BIRMINGHAM, Ala. - Hyundai Motor Co.'s $1 billion construction project in Montgomery, Ala., is just one element in a larger plan to become the world's fifth largest automaker by the end of this decade.
The project will give Hyundai 300,000 U.S.-made vehicles annually starting in 2005. But Byung Mo Ahn, executive vice president of Hyundai Motor Manufacturing Alabama LLC, suggested that the plant is a stepping stone to Hyundai's bigger goal.
"We have more ambitious goals," Ahn said at last week's Automotive News Manufacturing Conference here. "By 2010, we plan to reach an annual worldwide production of 5 million cars and trucks."
That figure would include production by affiliate Kia Motors Corp., in which Hyundai holds a 60 percent stake, directly and indirectly. Including Kia, the company was the world's seventh largest producer last year on output of 2.9 million light vehicles, up 16 percent over a year earlier.

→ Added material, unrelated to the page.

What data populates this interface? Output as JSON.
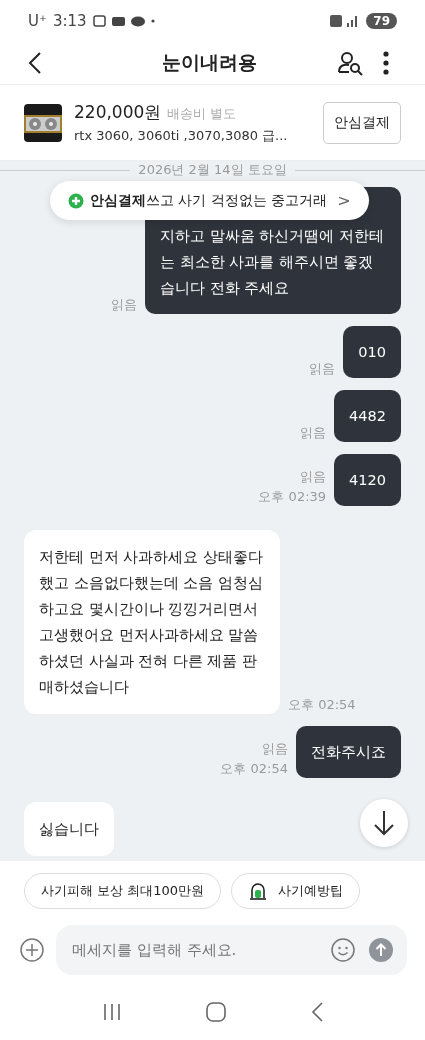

Hitting that target will require the Korean producer to expand overseas manufacturing. Ahn said Hyundai expects 1.5 million units of its 5 million total to come from non-Korean factories in 2010.
Last year, Hyundai had the capacity to build only about 500,000 vehicles outside Korea, spread among 15 plants in 11 countries. That means the company will have to boost overseas production by 1 million units in the next seven years.
"When we began planning for this project, we felt that Hyundai sales in North America would continue to grow," Ahn said. "Many people outside Hyundai did not believe our North American sales would expand as quickly as they have. Yet today, we are the fourth largest import auto company in North America."
The Alabama project is larger than most transplant startups. In the past, non-U.S. automakers have tended to launch single production lines, adding more capacity only as the parent companies gain confidence in the new operations.
Hyundai plans to launch two models simultaneously in Alabama - the Sonata and the Santa Fe SUV. The company has hinted strongly that other models will follow, even vehicles that are new to the U.S. market.
Ahn said the Montgomery site is 1,750 acres, or nearly twice the size of a plot normally required for a full-scale auto assembly plant. A Kia plant also is considered a possibility for the site.